The Code provides for coverover (payment) of $10.50 per proof gallon of the excise tax imposed on rum imported (or brought) into the United States (without regard to the country of origin) to Puerto Rico and the Virgin Islands (sec. 7652). During the 5-year period ending on September 30, 1998, the amount covered over was $11.30 per proof gallon. This temporary increase was enacted in 1993 as transitional relief accompanying a reduction in certain tax benefits for corporations operating in Puerto Rico and the Virgin Islands (sec. 936).
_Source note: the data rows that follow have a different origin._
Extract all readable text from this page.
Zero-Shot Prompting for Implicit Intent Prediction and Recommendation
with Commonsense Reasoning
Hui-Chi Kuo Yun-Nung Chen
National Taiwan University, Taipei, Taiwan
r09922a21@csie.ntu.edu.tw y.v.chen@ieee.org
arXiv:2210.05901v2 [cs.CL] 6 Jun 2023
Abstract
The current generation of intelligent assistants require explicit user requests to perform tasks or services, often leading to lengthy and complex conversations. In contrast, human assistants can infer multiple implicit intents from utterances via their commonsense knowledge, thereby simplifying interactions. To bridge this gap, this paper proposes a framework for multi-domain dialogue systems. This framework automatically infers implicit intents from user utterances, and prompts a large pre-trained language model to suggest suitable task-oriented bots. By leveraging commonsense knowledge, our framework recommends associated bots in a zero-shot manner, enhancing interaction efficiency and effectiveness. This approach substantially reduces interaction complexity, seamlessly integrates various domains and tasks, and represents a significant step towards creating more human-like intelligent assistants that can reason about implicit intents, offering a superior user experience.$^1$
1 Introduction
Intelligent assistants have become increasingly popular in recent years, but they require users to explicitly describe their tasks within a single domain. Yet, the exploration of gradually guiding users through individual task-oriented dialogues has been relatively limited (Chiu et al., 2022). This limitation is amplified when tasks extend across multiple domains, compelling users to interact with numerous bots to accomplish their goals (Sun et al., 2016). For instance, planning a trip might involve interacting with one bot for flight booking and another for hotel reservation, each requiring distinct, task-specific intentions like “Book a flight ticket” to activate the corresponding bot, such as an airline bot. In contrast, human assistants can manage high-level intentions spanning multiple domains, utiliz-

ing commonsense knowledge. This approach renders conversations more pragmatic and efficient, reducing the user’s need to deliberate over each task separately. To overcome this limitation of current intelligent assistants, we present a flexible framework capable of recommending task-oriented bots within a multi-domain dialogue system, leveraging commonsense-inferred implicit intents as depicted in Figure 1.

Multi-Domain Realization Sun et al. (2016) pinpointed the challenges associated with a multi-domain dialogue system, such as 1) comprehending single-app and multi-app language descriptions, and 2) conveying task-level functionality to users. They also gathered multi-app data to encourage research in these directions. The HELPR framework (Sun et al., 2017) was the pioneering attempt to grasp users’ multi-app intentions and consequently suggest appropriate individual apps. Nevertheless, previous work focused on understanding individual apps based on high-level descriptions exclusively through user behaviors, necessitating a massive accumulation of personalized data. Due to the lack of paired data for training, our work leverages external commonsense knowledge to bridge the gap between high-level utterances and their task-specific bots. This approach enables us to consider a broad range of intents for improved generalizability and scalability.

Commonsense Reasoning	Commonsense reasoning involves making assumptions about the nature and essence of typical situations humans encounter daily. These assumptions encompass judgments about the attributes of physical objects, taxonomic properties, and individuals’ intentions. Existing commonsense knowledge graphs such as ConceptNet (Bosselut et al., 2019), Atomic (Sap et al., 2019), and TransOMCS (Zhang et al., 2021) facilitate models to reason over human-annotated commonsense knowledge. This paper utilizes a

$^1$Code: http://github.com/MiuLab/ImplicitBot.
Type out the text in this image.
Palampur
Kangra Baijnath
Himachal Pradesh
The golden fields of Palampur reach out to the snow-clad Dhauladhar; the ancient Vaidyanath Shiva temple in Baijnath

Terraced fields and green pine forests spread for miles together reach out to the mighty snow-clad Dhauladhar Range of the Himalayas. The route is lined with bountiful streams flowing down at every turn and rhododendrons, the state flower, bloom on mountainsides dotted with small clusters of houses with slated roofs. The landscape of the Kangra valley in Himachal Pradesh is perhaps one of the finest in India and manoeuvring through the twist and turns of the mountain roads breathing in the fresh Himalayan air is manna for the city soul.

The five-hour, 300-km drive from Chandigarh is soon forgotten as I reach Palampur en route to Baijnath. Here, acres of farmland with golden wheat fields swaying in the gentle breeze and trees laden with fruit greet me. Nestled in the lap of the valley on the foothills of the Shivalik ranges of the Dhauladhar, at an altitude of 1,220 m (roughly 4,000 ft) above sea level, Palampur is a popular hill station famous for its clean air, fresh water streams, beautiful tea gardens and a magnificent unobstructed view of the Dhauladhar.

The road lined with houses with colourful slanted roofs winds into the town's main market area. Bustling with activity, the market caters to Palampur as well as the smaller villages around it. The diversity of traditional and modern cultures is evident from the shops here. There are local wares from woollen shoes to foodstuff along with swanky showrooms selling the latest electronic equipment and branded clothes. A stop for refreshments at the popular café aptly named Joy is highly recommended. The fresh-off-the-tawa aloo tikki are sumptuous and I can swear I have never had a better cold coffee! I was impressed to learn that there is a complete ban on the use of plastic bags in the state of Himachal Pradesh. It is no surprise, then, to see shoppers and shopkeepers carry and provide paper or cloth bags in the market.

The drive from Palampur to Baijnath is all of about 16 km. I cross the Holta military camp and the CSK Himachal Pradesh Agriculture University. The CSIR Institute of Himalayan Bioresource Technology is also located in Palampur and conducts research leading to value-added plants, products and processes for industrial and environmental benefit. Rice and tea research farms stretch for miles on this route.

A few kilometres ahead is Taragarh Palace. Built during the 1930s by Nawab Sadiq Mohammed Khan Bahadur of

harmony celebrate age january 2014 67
Amounts covered over to Puerto Rico and the Virgin Islands are deposited in the treasuries of the two possessions for use as those possessions determine.

Description of Proposal

The proposal would increase from $10.50 to $13.50 per proof gallon the amount of excise taxes collected on rum brought into the United States that is covered over to Puerto Rico and the U.S. Virgin Islands.

The proposal further would provide that $0.50 per proof gallon of the amount covered over to Puerto Rico will be transferred to the Puerto Rico Conservation Trust, a private, non-profit section 501(c)(3) organization operating in Puerto Rico.

Effective Date

The proposal would be effective for excise taxes collected on rum imported or brought into the United States from July 1, 1999, through September 30, 1999.


FOOTNOTES

1. This document may be cited as follows: Joint Committee on Taxation, Description of Revenue Provisions Included in the United States-Caribbean Basin Trade Enhancement Act (JCX-31-99), June 18, 1999.

2. A proof gallon is a liquid gallon consisting of 50 percent alcohol.